3.7 Dividing Arrays
NN 4, IE 5.5(Win)
3.7.1 Problem
You
want to divide one array into two or more array segments.
3.7.2 Solution
To divide an array into two pieces, use the splice(
)
method on the original array (the method is available in NN 4 or
later and IE 5.5 or later for Windows). The splice(
) method requires two parameters that signify the
zero-based index of the first item, and the number of items from
there to be removed from the original array. For example, consider
the following starting array:
var myArray = [10, 20, 30, 40, 50, 60, 70];
To create two arrays that have three and four items, respectively,
first decide which items are to remain in the original array. For
this example, we'll remove the first three items to
their own array:
var subArray = myArray.splice(0, 3);
After the splice( ) method executes, there are now
two arrays as follows:
myArray = [40, 50, 60, 70]
subArray = [10, 20, 30]
You can extract any sequence of contiguous items from the original
array. After the extraction, the original array collapses to its most
compact size, reducing its length to the number of items remaining.
The two arrays do not maintain any connection with each other after
the splice( ) method executes.
3.7.3 Discussion
The splice( ) method does more than merely cut out
a group of entries from an array. Optional parameters to the method
let you both remove and insert items in their place all in one step.

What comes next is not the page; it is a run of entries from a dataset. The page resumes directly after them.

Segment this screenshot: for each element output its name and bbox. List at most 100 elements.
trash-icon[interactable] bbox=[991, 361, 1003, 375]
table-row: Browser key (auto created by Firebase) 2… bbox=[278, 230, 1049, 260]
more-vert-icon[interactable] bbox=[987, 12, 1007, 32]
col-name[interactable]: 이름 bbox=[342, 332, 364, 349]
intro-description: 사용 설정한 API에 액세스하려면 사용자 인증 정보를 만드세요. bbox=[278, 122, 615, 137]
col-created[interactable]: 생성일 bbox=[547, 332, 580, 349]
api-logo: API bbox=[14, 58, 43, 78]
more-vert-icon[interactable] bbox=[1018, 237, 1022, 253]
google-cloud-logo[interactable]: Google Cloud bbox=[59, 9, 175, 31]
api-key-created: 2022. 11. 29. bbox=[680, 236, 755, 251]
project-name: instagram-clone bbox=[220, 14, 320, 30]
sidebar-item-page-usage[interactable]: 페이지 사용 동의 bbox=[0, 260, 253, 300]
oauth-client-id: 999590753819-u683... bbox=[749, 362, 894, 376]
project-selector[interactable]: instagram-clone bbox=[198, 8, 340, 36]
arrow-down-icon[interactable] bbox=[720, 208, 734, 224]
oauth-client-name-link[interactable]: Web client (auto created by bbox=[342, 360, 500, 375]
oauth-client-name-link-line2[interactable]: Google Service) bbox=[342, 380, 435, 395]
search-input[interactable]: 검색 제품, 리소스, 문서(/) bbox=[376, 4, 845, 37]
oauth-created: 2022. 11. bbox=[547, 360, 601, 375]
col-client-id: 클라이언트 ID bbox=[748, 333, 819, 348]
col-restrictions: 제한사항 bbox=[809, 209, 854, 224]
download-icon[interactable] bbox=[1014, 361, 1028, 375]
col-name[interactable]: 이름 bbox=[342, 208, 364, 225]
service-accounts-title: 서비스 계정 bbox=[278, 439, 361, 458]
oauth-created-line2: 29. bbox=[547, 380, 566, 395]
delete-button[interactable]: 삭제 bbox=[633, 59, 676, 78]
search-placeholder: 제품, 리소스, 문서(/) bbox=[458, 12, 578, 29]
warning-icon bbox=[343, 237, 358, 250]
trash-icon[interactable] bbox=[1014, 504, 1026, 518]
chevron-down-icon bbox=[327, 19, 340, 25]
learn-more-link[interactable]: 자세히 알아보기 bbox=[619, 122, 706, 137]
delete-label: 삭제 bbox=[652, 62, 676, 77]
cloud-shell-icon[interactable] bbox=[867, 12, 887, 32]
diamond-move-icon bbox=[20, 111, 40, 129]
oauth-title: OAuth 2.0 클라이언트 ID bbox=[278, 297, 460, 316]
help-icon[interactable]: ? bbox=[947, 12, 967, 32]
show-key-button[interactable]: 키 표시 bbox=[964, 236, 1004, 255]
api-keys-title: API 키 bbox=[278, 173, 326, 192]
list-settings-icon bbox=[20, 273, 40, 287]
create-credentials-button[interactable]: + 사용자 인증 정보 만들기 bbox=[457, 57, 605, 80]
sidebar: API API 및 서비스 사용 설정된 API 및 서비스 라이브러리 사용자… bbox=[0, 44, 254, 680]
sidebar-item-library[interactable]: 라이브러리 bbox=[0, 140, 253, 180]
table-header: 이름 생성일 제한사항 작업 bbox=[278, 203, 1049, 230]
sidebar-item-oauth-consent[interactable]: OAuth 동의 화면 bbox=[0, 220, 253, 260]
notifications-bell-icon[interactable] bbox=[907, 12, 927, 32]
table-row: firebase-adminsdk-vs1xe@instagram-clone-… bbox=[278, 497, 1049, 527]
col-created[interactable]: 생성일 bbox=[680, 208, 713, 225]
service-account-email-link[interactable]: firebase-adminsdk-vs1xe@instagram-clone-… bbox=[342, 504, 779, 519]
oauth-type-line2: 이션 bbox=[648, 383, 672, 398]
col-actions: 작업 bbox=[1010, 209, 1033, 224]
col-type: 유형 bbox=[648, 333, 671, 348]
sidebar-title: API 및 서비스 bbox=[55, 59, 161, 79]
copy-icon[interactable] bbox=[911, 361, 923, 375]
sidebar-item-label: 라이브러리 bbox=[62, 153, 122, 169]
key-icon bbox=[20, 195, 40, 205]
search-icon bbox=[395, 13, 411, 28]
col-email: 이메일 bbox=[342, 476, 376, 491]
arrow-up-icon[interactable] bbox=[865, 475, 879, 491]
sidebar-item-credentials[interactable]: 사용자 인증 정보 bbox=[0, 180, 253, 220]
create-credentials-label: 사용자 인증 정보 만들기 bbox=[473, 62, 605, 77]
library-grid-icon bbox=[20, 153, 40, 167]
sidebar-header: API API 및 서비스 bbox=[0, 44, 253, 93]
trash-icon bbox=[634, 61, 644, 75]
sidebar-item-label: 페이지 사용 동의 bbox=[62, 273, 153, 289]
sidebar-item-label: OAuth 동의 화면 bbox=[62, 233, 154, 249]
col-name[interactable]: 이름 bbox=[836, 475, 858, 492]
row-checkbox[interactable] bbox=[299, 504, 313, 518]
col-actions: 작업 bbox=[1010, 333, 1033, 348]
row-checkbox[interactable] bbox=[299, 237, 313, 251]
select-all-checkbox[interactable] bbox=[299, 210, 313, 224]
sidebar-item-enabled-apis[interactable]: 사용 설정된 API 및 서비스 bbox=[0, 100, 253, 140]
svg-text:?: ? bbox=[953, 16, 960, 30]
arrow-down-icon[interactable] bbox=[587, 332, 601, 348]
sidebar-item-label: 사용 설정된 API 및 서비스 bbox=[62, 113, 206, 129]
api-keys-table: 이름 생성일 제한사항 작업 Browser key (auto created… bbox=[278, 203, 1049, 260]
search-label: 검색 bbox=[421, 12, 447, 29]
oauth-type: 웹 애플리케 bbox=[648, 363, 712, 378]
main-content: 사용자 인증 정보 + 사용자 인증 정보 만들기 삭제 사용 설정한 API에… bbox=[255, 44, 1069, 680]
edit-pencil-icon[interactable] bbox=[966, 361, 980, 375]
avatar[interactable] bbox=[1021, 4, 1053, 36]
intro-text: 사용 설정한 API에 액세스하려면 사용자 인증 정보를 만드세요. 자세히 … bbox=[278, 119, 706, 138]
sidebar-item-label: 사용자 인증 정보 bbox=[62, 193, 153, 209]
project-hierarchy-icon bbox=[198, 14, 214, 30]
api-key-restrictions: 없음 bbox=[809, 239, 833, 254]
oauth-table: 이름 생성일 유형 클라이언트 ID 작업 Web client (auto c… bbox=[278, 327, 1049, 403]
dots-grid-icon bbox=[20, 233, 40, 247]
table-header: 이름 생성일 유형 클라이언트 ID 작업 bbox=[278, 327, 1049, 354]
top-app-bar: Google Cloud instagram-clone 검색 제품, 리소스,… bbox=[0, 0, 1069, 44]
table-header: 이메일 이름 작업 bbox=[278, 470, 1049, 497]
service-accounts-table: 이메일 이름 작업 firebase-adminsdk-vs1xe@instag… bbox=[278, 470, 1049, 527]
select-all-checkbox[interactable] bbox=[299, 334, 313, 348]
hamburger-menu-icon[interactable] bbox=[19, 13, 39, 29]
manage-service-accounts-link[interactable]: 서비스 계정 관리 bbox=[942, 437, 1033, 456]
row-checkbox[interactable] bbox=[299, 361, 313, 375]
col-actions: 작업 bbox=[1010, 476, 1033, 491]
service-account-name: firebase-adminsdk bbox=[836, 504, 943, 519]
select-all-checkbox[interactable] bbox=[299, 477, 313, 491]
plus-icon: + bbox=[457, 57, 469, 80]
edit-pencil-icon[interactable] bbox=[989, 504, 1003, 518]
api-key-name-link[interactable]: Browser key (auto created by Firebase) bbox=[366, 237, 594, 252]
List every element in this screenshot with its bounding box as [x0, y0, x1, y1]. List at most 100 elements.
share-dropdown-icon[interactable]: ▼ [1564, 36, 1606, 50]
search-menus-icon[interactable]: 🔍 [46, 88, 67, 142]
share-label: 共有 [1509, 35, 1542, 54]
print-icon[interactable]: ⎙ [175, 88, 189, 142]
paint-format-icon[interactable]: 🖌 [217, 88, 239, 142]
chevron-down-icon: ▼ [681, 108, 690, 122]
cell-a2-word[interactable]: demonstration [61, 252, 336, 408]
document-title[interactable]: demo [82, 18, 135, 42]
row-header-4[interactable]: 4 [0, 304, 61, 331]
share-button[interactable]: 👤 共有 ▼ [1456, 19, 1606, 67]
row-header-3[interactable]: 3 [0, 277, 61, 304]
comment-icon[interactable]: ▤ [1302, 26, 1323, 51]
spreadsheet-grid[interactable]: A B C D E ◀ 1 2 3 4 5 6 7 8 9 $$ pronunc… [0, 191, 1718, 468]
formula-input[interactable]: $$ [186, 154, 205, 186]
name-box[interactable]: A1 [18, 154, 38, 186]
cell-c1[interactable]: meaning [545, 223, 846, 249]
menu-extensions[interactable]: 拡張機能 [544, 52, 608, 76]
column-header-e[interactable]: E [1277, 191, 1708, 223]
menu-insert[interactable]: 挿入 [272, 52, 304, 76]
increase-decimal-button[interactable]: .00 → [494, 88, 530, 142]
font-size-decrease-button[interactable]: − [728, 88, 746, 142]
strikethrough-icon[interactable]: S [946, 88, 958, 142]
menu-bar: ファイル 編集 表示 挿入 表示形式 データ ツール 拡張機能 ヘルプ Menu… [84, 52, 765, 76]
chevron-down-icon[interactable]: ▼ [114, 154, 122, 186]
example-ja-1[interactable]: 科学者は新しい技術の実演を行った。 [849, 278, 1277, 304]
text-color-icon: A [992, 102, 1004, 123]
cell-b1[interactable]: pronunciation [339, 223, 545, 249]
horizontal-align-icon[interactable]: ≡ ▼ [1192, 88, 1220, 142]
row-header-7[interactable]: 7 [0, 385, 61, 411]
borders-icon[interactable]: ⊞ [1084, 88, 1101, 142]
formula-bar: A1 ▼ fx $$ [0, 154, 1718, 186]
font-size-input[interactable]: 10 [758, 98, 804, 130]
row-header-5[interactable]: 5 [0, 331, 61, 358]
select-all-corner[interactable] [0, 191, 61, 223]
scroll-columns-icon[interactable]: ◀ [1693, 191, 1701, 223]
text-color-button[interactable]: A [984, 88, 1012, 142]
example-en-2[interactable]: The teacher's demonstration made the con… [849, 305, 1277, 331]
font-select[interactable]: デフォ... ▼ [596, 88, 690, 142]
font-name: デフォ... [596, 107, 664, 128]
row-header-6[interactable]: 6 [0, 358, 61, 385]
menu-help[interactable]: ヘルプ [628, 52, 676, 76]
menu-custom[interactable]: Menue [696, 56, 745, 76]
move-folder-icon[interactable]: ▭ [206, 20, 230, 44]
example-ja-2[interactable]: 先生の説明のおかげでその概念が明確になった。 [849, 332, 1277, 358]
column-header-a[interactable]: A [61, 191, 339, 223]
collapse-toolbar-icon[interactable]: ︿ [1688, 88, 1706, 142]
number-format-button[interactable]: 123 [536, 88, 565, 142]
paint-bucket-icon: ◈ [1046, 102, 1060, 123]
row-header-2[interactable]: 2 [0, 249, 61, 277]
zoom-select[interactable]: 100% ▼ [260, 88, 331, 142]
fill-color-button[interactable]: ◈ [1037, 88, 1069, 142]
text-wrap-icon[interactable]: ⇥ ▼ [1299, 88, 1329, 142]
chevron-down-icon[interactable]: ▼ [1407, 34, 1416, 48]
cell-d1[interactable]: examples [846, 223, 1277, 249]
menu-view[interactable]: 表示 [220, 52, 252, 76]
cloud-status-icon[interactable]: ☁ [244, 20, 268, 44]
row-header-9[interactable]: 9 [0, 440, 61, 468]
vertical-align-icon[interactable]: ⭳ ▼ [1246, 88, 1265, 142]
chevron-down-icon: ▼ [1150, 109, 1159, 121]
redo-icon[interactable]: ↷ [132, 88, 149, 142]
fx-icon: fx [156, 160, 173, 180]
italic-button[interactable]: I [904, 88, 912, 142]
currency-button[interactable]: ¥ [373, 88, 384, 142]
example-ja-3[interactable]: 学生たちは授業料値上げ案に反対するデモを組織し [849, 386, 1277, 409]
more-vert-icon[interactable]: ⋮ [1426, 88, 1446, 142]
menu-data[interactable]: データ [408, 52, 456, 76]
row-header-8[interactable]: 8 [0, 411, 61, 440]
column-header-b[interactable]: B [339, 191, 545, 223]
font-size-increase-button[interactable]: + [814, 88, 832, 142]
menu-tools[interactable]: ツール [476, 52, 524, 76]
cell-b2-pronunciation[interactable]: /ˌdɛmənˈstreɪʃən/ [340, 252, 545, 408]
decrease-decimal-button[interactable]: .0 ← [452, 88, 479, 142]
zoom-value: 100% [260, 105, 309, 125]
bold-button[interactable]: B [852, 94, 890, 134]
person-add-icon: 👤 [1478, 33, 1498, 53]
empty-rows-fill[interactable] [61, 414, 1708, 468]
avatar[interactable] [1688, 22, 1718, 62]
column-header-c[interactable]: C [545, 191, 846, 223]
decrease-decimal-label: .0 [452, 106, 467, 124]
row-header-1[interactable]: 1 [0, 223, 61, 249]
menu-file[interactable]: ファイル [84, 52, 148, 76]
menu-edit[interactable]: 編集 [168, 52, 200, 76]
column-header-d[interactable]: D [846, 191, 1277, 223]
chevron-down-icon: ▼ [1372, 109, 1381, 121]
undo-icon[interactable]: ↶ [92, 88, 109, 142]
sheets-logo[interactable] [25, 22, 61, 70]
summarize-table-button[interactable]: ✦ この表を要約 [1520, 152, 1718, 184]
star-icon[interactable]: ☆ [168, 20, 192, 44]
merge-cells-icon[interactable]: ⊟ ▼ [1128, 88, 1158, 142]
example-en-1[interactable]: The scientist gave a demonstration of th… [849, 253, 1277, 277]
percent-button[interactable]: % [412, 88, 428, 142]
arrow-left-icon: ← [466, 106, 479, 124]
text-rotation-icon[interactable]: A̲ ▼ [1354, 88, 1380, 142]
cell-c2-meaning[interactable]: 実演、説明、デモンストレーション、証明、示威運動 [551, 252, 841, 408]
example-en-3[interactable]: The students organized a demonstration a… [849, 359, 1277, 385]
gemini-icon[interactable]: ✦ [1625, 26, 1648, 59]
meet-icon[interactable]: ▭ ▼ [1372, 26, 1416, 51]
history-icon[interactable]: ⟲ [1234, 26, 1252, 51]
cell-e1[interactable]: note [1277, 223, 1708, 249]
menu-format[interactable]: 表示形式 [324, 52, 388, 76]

Moreover, you don't have to replace removed items
with the same quantity of new items. To demonstrate,
we'll start with a simple array:
var myArray = [10, 20, 30, 40, 50, 60, 70];
Our goal is to extract the middle three items (preserved as their own
array for use elsewhere), and replace these items with two new items:
var subArray = myArray.splice(2, 3, "Jane", "Joe");
After the splice( ) statement executes, the two
arrays have the following content:
myArray: [10, 20, "Jane", "Joe", 60, 70]
subArray: [30, 40, 50]
Using the splice( ) method is the best way to
delete entries from within an array. If you simply invoke the method
without capturing the returned result, the items specified by
attributes are gone, and the length of the array closes up to the
remaining items.
One other array method, slice(
),
allows you to copy a contiguous section of an array and create a
separate, new array with those entries. The difference between
slice( ) and splice( ) is that
slice( ) does not alter the original array.
Parameters to slice( ) are integers of the
starting index of the group to extract and the ending index. (Or
else, omit the ending index to take every entry to the end of the
array.)
3.7.4 See Also
Recipe 3.6 for combining two or more arrays into a single array.